Delimitation has been undertaken in Jammu and Kashmir when it does not have an assembly to represent the people. The five associate members of the commission do not have any voting rights. The commission’s recommendations enjoy the force of law and cannot be challenged. They can only be altered through a new delimitation commission, which is highly unlikely.

While Kashmir’s population is more than that of Jammu, it is spread across only 15,520sqkm whereas Jammu has an area of 26,393sqkm. But a large chunk of the area in Jammu falls in Muslim-majority Pir Panjal and Chenab Valley districts. While Kashmir’s population is entirely Muslim, 35 per cent of Jammu’s population is Muslim. Jammu’s Hindu population is concentrated around the Jammu-Samba-Kathua belt and parts of Udhampur district.

Political observers opine if terrain, remoteness and hostility from Pakistan are criteria in delimitation, then north Kashmir’s border districts of Baramulla, Kupwara, Bandipora are worse off than Jammu’s. For example, most areas close to the Line of Control in Kupwara like Karnah, Keran, Dardipore and Gurez remain cut off during winters from the rest of the Valley. The population is solely dependent on the Army’s help in winter that lasts for four months. And most of these areas are under direct fire from Pakistan.

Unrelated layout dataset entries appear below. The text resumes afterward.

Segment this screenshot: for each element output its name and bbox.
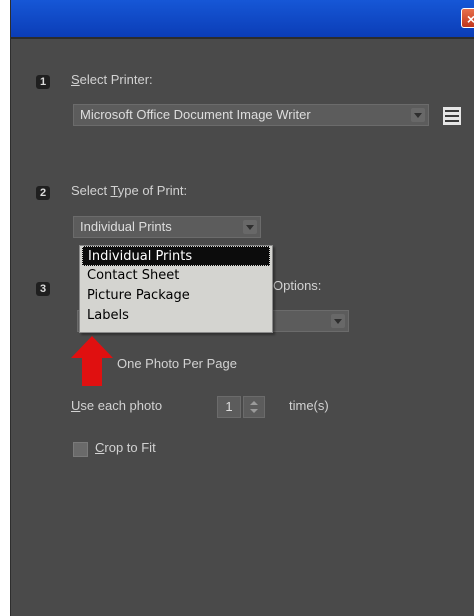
print-dialog-window: × 1 Select Printer: Microsoft Office Doc… <box>10 0 474 616</box>
printer-select-value: Microsoft Office Document Image Writer <box>80 107 311 122</box>
times-spinner[interactable] <box>243 396 265 418</box>
annotation-arrow-icon <box>71 336 113 386</box>
select-printer-label: Select Printer: <box>71 72 153 87</box>
title-bar: × <box>11 0 474 37</box>
times-input[interactable]: 1 <box>217 396 241 418</box>
spin-down-icon[interactable] <box>250 409 258 413</box>
dropdown-option-picture-package[interactable]: Picture Package <box>82 286 270 306</box>
close-button[interactable]: × <box>461 8 474 28</box>
list-icon[interactable] <box>443 107 461 125</box>
crop-to-fit-label: Crop to Fit <box>95 440 156 455</box>
print-type-select[interactable]: Individual Prints <box>73 216 261 238</box>
step-2-badge: 2 <box>36 186 50 200</box>
spin-up-icon[interactable] <box>250 401 258 405</box>
use-each-photo-label: Use each photo <box>71 398 163 413</box>
dropdown-option-individual-prints[interactable]: Individual Prints <box>82 246 270 266</box>
close-icon: × <box>466 11 474 27</box>
print-type-dropdown[interactable]: Individual Prints Contact Sheet Picture … <box>79 245 273 333</box>
crop-to-fit-checkbox[interactable] <box>73 442 88 457</box>
times-stepper[interactable]: 1 <box>217 396 269 418</box>
dropdown-option-labels[interactable]: Labels <box>82 306 270 326</box>
times-suffix: time(s) <box>289 398 329 413</box>
chevron-down-icon <box>331 314 345 328</box>
print-type-select-value: Individual Prints <box>80 219 172 234</box>
layout-description: One Photo Per Page <box>117 356 237 371</box>
title-divider <box>11 37 474 39</box>
select-type-label: Select Type of Print: <box>71 183 188 198</box>
options-label: Options: <box>273 278 322 293</box>
step-1-badge: 1 <box>36 75 50 89</box>
chevron-down-icon <box>411 108 425 122</box>
step-3-badge: 3 <box>36 282 50 296</box>
printer-select[interactable]: Microsoft Office Document Image Writer <box>73 104 429 126</box>
dropdown-option-contact-sheet[interactable]: Contact Sheet <box>82 266 270 286</box>
chevron-down-icon <box>243 220 257 234</box>
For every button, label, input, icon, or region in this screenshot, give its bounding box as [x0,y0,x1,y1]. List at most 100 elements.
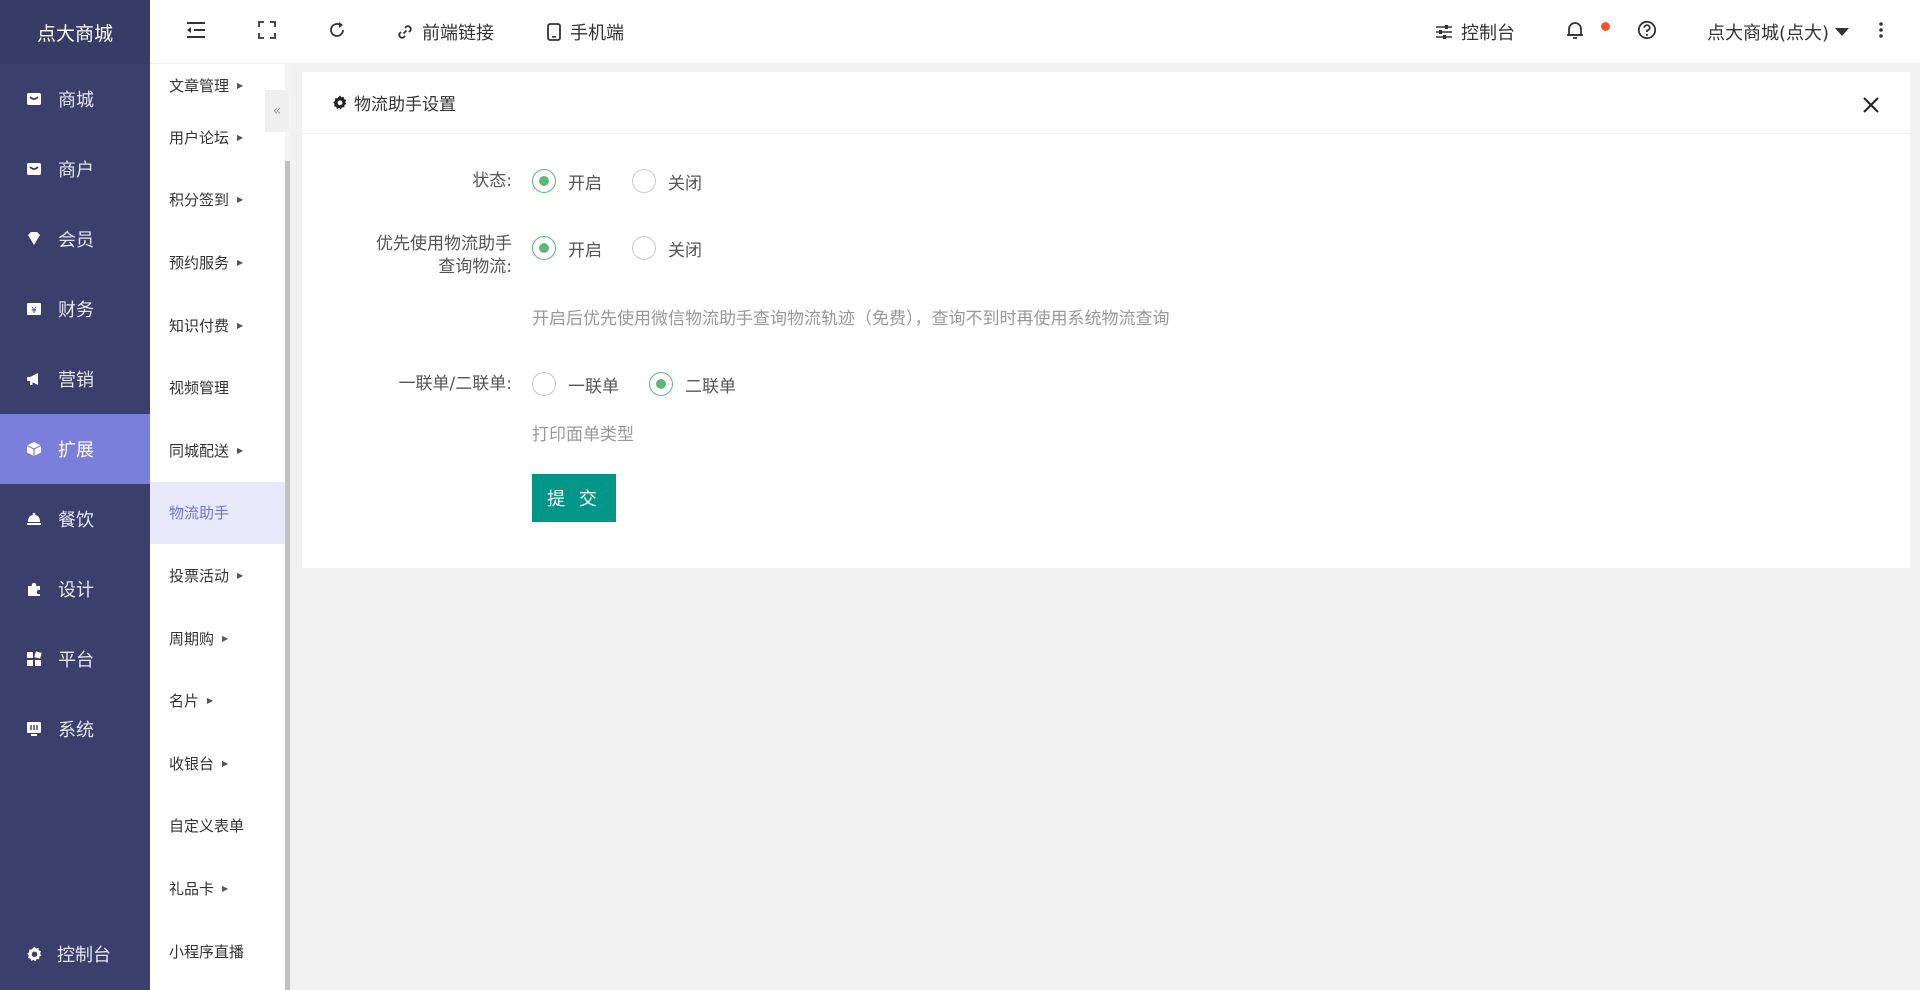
sidebar-item-merchant[interactable]: 商户 [0,134,150,204]
caret-right-icon: ▶ [237,257,244,267]
sidebar-item-platform[interactable]: 平台 [0,624,150,694]
menu-toggle-button[interactable] [186,0,206,64]
subnav-item-voting[interactable]: 投票活动 ▶ [150,544,285,607]
sidebar-item-label: 设计 [58,580,94,601]
sheet-type-label: 一联单/二联单: [398,374,512,394]
merchant-icon [26,161,42,177]
console-button[interactable]: 控制台 [1435,0,1515,64]
caret-right-icon: ▶ [237,80,244,90]
priority-label-line1: 优先使用物流助手 [376,234,512,254]
subnav-item-label: 预约服务 [169,253,230,272]
sliders-icon [1435,23,1453,41]
priority-off-radio[interactable]: 关闭 [632,236,702,261]
status-on-radio[interactable]: 开启 [532,169,602,194]
link-icon [396,23,414,41]
radio-label: 关闭 [668,240,702,261]
submit-button[interactable]: 提 交 [532,474,616,522]
subnav-item-label: 礼品卡 [169,879,215,898]
notification-button[interactable] [1566,0,1584,64]
caret-down-icon [1835,28,1850,36]
status-off-radio[interactable]: 关闭 [632,169,702,194]
sheet-double-radio[interactable]: 二联单 [649,372,736,397]
priority-label: 优先使用物流助手 查询物流: [302,233,512,279]
sidebar-item-dining[interactable]: 餐饮 [0,484,150,554]
sheet-type-hint: 打印面单类型 [532,425,634,445]
mobile-button[interactable]: 手机端 [546,0,624,64]
priority-on-radio[interactable]: 开启 [532,236,602,261]
cube-icon [26,441,42,457]
frontend-link-label: 前端链接 [422,23,494,44]
subnav-item-business-card[interactable]: 名片 ▶ [150,669,285,732]
subnav-item-points-checkin[interactable]: 积分签到 ▶ [150,169,285,232]
more-button[interactable] [1878,0,1884,64]
sheet-type-row: 一联单/二联单: 一联单 二联单 [302,369,1910,399]
sidebar-item-label: 系统 [58,720,94,741]
subnav-item-booking[interactable]: 预约服务 ▶ [150,231,285,294]
subnav-scrollbar-thumb[interactable] [285,161,290,990]
sidebar-item-finance[interactable]: ¥ 财务 [0,274,150,344]
double-chevron-left-icon: « [272,103,282,119]
app-logo[interactable]: 点大商城 [0,0,150,64]
close-icon [1860,97,1882,120]
sidebar-item-extension[interactable]: 扩展 [0,414,150,484]
subnav-collapse-button[interactable]: « [265,90,289,132]
radio-circle [532,169,556,193]
user-name: 点大商城(点大) [1707,23,1830,44]
megaphone-icon [26,371,42,387]
subnav-item-video[interactable]: 视频管理 [150,356,285,419]
subnav-item-local-delivery[interactable]: 同城配送 ▶ [150,419,285,482]
caret-right-icon: ▶ [207,696,214,706]
sidebar-item-label: 商城 [58,90,94,111]
caret-right-icon: ▶ [237,195,244,205]
subnav-item-label: 积分签到 [169,191,230,210]
subnav-item-live-stream[interactable]: 小程序直播 [150,920,285,983]
caret-right-icon: ▶ [237,132,244,142]
sidebar-item-member[interactable]: 会员 [0,204,150,274]
top-bar: 前端链接 手机端 控制台 点大商城(点大) [150,0,1920,64]
frontend-link-button[interactable]: 前端链接 [396,0,494,64]
subnav-item-label: 投票活动 [169,566,230,585]
subnav-item-custom-form[interactable]: 自定义表单 [150,795,285,858]
user-menu[interactable]: 点大商城(点大) [1707,0,1850,64]
panel-header: 物流助手设置 [302,72,1910,134]
sidebar-item-label: 营销 [58,370,94,391]
notification-dot [1601,22,1610,31]
radio-label: 关闭 [668,173,702,194]
radio-label: 开启 [568,173,602,194]
priority-label-line2: 查询物流: [438,257,512,277]
sidebar-item-marketing[interactable]: 营销 [0,344,150,414]
sidebar-item-label: 餐饮 [58,510,94,531]
subnav-item-subscription[interactable]: 周期购 ▶ [150,607,285,670]
gear-icon [332,95,348,111]
bell-icon [1566,20,1584,45]
subnav-item-label: 文章管理 [169,76,230,95]
close-button[interactable] [1860,94,1882,116]
subnav-item-gift-card[interactable]: 礼品卡 ▶ [150,857,285,920]
refresh-icon [327,20,347,45]
main-sidebar: 点大商城 商城 商户 会员 ¥ 财务 营销 扩展 餐饮 设计 平台 系统 控制台 [0,0,150,990]
radio-circle [532,236,556,260]
dining-icon [26,511,42,527]
help-button[interactable] [1637,0,1657,64]
refresh-button[interactable] [327,0,347,64]
subnav-item-label: 物流助手 [169,504,230,523]
caret-right-icon: ▶ [222,633,229,643]
sidebar-item-shop[interactable]: 商城 [0,64,150,134]
console-label: 控制台 [1461,23,1515,44]
caret-right-icon: ▶ [237,445,244,455]
radio-circle [632,169,656,193]
fullscreen-icon [258,20,276,44]
caret-right-icon: ▶ [222,758,229,768]
radio-circle [532,372,556,396]
fullscreen-button[interactable] [258,0,276,64]
subnav-item-logistics-assistant[interactable]: 物流助手 [150,481,285,545]
sidebar-item-design[interactable]: 设计 [0,554,150,624]
subnav-item-paid-knowledge[interactable]: 知识付费 ▶ [150,294,285,357]
subnav-item-label: 同城配送 [169,441,230,460]
member-icon [26,231,42,247]
subnav-item-cashier[interactable]: 收银台 ▶ [150,732,285,795]
shop-icon [26,91,42,107]
sheet-single-radio[interactable]: 一联单 [532,372,619,397]
sidebar-item-system[interactable]: 系统 [0,694,150,764]
sidebar-console-link[interactable]: 控制台 [0,934,150,974]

“This is not delimitation; it is gerrymandering done for obvious reasons,’” said a political commentator. “Same thing was done in Northern Ireland to increase the political heft of the Protestant Unionists.” Also, he said that the reservation of constituencies for the Scheduled Tribes will pit other tribes like Gaddis in Jammu against Gujjar and Bakarwals.

With the BJP having achieved its goal of offsetting the political heft of regional parties in Jammu and Kashmir through delimitation, the party is well on its way to installing the first Hindu chief minister in Jammu and Kashmir with the help of allies like Sajad Gani Lone and Apni Party’s Altaf Bukhari in Kashmir.